Snacks
SPACKED

Circle's SPAC strategy fizzles as regulators and lawmakers sour on crypto

Snacks / Tuesday, December 06, 2022

SPAC to square one… Yesterday USDC stablecoin issuer Circle said it was bailing on plans to go public on the NYSE by merging with a special purpose acquisition company, aka SPAC. Circle is well known in crypto circles: its main stablecoin, USDC, tracks the US dollar (1 USDC = $1), and the company says it’s 100% backed by cash and US Treasuries. It’s the second-largest stablecoin by market cap (after Tether) with $43B in circulation. But now Circle’s walking back from its SPAC merger, possibly because it failed to receive the required SEC sign-off.

In love and crypto… timing’s everything. Circle first announced its SPAC plan last year when crypto was booming. Earlier this year, the merger could’ve valued Circle at up to $9B and made it one of the few publicly traded crypto companies. But times have changed:

  • TerraUSD, an algorithm stablecoin, blew up in May (unlike “fully reserved” USDC, it wasn’t backed by cash), and crypto prices have plunged further since FTX’s collapse.
  • While Circle said it had minimal financial exposure to FTX, the SEC might be hesitant to approve crypto-related deals as it sifts through the bankrupt exchange's wreckage.

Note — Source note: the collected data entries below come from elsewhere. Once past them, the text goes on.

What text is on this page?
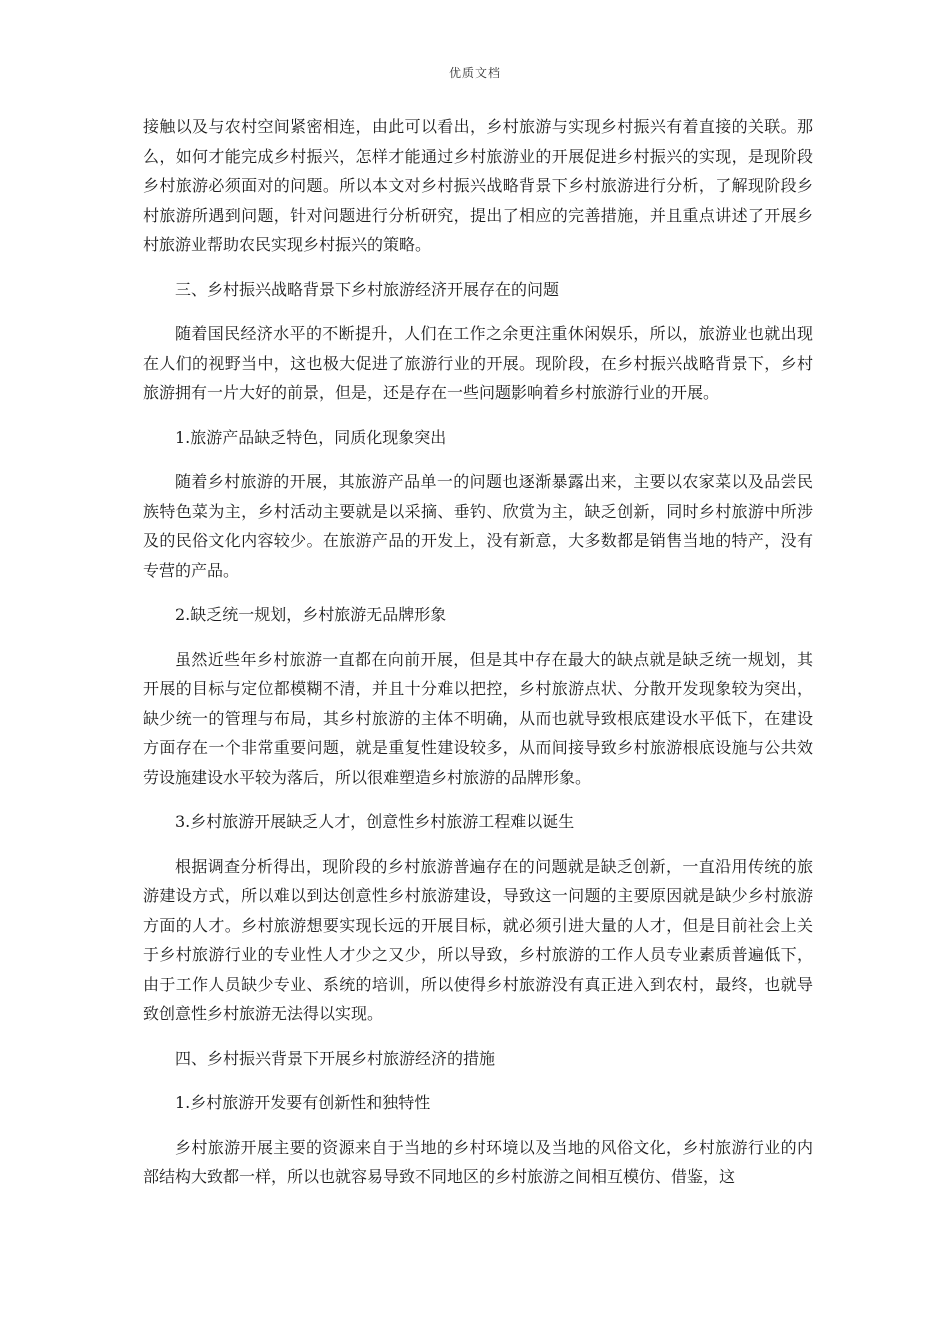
优质文档

接触以及与农村空间紧密相连，由此可以看出，乡村旅游与实现乡村振兴有着直接的关联。那么，如何才能完成乡村振兴，怎样才能通过乡村旅游业的开展促进乡村振兴的实现，是现阶段乡村旅游必须面对的问题。所以本文对乡村振兴战略背景下乡村旅游进行分析，了解现阶段乡村旅游所遇到问题，针对问题进行分析研究，提出了相应的完善措施，并且重点讲述了开展乡村旅游业帮助农民实现乡村振兴的策略。

三、乡村振兴战略背景下乡村旅游经济开展存在的问题

随着国民经济水平的不断提升，人们在工作之余更注重休闲娱乐，所以，旅游业也就出现在人们的视野当中，这也极大促进了旅游行业的开展。现阶段，在乡村振兴战略背景下，乡村旅游拥有一片大好的前景，但是，还是存在一些问题影响着乡村旅游行业的开展。

1.旅游产品缺乏特色，同质化现象突出

随着乡村旅游的开展，其旅游产品单一的问题也逐渐暴露出来，主要以农家菜以及品尝民族特色菜为主，乡村活动主要就是以采摘、垂钓、欣赏为主，缺乏创新，同时乡村旅游中所涉及的民俗文化内容较少。在旅游产品的开发上，没有新意，大多数都是销售当地的特产，没有专营的产品。

2.缺乏统一规划，乡村旅游无品牌形象

虽然近些年乡村旅游一直都在向前开展，但是其中存在最大的缺点就是缺乏统一规划，其开展的目标与定位都模糊不清，并且十分难以把控，乡村旅游点状、分散开发现象较为突出，缺少统一的管理与布局，其乡村旅游的主体不明确，从而也就导致根底建设水平低下，在建设方面存在一个非常重要问题，就是重复性建设较多，从而间接导致乡村旅游根底设施与公共效劳设施建设水平较为落后，所以很难塑造乡村旅游的品牌形象。

3.乡村旅游开展缺乏人才，创意性乡村旅游工程难以诞生

根据调查分析得出，现阶段的乡村旅游普遍存在的问题就是缺乏创新，一直沿用传统的旅游建设方式，所以难以到达创意性乡村旅游建设，导致这一问题的主要原因就是缺少乡村旅游方面的人才。乡村旅游想要实现长远的开展目标，就必须引进大量的人才，但是目前社会上关于乡村旅游行业的专业性人才少之又少，所以导致，乡村旅游的工作人员专业素质普遍低下，由于工作人员缺少专业、系统的培训，所以使得乡村旅游没有真正进入到农村，最终，也就导致创意性乡村旅游无法得以实现。

四、乡村振兴背景下开展乡村旅游经济的措施

1.乡村旅游开发要有创新性和独特性

乡村旅游开展主要的资源来自于当地的乡村环境以及当地的风俗文化，乡村旅游行业的内部结构大致都一样，所以也就容易导致不同地区的乡村旅游之间相互模仿、借鉴，这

Contagion might not spare the strong… Circle's decision to scrap its public debut reflects the radically changed environment it now finds itself in. Some have asked whether the SEC could’ve done more to prevent FTX's loss of billions in customer funds, and officials are pressuring for stricter regulation. That a profitable, regulated, US-based company chose to walk back its billion-dollar debut shows just how far contagion has apparently spread.